The typical transmitter output circuit as shown in FIG. 3 has an input for a reference current, I.sub.REF at 11. The reference current can be supplied in any number of well-known ways. In this example the current source is connected in series with a voltage clamp consisting of the operational amplifier 18 and the p-channel transistor Q5. The circuit itself consists of two transistor pairs, the first consisting of Q1 and Q3 in a pull-up, pull-down arrangement that is well known, and the second consisting of Q2 and Q4 in the same arrangement. The circuit is driven by the control logic 101 of FIG. 1 with a control signal A and its compliment AN. The output terminals 14 drive the transformer 13 of FIG. 3. In the usual arrangement, the pull-up and pull-down transistors are the normally-off, n-channel p-well type fabricated on an n type substrate. As is well known in the art, the well terminal of each transistor must be tied to a low potential in order to ensure that the well remains at a lower voltage than the drain so that current can flow when the transistor turns on. In practice, the well terminal of the transistor is usually tied to the source as with the connections 12 of FIG. 3. To ensure the well-to-substrate junction does not become forward biased, the substrate is normally tied to V.sub.DD. A cross section of a transistor 20 showing fabrication detail and these connections is shown in FIG. 4. Because of this arrangement, when power is cut off from the chip and V.sub.DD goes to 0 volts, voltage on the input/output terminals causes the well-to-substrate junction of the pull-up transistors to be forward biased, and so the transmitter draws current from the network in excess of the specification.
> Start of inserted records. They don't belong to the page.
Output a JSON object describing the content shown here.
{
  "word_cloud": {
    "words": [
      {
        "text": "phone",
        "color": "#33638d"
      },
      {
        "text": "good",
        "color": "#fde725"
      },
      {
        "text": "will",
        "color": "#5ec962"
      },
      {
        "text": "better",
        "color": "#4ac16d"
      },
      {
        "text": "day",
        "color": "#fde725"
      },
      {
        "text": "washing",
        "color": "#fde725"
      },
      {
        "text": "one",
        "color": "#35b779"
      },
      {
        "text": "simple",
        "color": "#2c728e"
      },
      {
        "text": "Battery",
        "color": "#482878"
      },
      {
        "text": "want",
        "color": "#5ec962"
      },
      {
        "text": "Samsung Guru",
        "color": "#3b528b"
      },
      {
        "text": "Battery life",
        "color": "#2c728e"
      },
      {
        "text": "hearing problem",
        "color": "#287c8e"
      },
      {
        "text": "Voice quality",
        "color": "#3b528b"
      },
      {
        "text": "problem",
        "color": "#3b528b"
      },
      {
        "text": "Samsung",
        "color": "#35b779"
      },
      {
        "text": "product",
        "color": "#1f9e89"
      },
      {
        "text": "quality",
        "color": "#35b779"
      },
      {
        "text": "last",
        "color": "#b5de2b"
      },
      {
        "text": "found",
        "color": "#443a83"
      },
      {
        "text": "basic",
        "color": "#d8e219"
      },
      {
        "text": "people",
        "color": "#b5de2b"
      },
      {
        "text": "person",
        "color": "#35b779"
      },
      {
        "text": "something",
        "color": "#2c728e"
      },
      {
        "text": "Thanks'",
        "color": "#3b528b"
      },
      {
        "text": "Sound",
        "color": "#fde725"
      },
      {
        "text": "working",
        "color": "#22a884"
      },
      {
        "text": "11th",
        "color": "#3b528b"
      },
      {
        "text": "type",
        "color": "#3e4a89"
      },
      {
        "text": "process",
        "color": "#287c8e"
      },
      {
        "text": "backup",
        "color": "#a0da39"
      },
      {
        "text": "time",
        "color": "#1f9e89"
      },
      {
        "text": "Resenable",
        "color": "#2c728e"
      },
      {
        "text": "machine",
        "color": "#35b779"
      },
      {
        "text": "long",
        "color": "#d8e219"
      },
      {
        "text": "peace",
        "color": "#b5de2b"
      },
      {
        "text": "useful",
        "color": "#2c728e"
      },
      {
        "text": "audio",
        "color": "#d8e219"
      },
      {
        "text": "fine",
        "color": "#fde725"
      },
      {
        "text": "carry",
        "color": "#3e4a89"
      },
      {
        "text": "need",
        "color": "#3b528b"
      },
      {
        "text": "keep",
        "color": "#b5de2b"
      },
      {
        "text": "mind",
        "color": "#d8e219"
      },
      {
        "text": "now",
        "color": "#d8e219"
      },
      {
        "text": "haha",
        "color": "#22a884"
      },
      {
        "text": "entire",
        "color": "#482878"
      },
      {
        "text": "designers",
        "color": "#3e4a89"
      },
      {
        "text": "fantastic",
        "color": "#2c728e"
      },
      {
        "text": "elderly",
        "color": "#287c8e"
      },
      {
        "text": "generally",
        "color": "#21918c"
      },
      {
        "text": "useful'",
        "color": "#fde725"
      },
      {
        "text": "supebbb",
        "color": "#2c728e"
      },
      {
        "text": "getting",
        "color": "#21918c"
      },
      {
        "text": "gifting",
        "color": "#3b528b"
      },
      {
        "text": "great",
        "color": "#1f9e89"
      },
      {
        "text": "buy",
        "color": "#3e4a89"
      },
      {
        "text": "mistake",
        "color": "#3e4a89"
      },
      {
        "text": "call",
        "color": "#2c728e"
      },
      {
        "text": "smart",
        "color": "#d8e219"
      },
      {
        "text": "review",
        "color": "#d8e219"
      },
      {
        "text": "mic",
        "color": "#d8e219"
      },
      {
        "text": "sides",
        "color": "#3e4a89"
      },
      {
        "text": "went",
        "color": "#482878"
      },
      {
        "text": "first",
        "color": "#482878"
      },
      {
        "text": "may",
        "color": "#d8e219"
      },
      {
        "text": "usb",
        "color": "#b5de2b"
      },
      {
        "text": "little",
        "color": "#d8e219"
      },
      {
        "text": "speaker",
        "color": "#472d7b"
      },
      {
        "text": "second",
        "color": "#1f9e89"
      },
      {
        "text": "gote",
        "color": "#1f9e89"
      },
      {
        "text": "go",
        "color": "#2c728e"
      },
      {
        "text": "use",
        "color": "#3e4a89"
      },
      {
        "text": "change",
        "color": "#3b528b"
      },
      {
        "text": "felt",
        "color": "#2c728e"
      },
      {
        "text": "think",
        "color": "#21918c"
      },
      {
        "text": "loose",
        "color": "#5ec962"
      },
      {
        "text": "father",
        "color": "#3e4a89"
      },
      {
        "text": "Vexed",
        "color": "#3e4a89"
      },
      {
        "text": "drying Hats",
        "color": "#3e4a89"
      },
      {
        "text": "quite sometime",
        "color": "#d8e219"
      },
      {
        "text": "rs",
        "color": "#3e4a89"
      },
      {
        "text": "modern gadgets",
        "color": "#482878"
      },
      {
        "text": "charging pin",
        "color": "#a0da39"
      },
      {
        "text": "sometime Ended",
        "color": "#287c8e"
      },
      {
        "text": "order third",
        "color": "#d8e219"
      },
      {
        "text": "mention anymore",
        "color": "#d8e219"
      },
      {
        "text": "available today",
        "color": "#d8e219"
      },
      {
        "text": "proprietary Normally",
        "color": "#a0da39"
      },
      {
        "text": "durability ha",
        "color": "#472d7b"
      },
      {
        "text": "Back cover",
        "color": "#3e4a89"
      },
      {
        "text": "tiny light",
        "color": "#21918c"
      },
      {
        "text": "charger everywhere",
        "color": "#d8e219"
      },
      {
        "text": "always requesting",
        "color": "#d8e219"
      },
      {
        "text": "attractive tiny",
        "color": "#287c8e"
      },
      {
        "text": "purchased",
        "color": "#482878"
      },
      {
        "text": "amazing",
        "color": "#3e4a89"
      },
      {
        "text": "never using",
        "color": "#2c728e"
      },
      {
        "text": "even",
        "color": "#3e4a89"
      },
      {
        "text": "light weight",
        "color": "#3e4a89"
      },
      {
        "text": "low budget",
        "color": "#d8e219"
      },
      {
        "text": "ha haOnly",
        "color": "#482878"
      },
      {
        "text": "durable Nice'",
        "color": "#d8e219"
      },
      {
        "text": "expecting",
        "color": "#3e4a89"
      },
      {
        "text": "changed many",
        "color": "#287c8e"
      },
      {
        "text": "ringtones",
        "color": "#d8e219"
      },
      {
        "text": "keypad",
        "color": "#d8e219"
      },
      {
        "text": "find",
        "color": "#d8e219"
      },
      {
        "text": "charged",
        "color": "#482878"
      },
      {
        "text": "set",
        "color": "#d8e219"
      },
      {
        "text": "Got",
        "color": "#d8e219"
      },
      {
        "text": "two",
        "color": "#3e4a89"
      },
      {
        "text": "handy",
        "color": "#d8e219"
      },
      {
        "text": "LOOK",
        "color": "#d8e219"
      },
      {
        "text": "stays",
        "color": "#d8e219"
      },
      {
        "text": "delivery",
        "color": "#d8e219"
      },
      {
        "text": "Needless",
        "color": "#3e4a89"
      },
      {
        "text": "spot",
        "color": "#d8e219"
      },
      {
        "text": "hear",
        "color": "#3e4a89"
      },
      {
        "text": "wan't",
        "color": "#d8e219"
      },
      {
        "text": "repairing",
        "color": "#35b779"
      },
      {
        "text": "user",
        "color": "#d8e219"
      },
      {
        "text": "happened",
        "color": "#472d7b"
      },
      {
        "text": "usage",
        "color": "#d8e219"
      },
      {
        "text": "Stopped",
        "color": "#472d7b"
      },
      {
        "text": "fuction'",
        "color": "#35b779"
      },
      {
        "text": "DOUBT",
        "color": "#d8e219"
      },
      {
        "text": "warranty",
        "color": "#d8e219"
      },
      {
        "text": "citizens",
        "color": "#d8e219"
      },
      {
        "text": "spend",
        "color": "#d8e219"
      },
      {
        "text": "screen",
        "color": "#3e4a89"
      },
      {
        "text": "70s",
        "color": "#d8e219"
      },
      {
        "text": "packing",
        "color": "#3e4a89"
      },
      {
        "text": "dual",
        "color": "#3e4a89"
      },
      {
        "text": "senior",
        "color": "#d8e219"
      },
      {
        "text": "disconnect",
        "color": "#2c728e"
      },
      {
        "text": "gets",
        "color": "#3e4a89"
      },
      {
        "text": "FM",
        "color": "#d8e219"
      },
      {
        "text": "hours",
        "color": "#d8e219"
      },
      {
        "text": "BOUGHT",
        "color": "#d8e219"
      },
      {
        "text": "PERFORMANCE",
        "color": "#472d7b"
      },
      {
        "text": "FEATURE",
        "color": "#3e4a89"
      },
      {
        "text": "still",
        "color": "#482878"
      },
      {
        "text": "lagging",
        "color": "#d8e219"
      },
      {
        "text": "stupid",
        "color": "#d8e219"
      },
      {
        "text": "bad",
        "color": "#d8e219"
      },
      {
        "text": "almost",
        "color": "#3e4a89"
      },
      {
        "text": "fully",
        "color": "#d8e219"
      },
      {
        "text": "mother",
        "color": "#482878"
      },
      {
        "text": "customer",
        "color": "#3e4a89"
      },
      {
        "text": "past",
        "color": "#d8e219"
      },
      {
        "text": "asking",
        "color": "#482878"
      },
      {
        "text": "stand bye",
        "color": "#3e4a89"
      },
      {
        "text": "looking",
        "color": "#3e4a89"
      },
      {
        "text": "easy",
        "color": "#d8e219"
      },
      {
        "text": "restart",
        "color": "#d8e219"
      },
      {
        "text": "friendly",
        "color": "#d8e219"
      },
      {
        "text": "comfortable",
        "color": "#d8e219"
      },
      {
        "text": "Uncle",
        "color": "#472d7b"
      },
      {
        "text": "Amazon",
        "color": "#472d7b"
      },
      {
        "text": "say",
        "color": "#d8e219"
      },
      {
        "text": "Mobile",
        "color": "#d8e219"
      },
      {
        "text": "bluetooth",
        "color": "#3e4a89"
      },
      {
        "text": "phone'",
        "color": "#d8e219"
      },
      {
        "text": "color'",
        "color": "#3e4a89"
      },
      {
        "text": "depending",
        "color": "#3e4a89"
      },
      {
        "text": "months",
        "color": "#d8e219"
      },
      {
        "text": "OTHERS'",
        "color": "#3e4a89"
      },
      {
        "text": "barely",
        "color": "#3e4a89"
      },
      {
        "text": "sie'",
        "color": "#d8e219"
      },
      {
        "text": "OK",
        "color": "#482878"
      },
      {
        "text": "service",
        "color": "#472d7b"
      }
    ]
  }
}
In order to solve similar problems, over-voltage and over-current protection schemes used in other types of networks where single-port transceivers are employed have often involved mechanical relays, as is the case for the circuit disclosed in U.S. Pat. No. 4,709,296 to Hung et al. Such relays take up space outside the transceiver chip and have low reliability. Solid state protection circuits have been developed to replace the relay, but until now such circuits have been fairly complex and have had too many components to allow easy integration onto the transceiver chip. Such a solid state protection circuit is disclosed in U.S. Pat. No. 5,142,429 to Jaki.
What is needed is a powered-down protection scheme that would require only a very simple circuit with few components in addition to those already present in a typical transceiver design. Such a scheme would allow the protection circuitry to be easily integrated onto the transceiver chip so that single-port transceivers can be used with ISDN networks.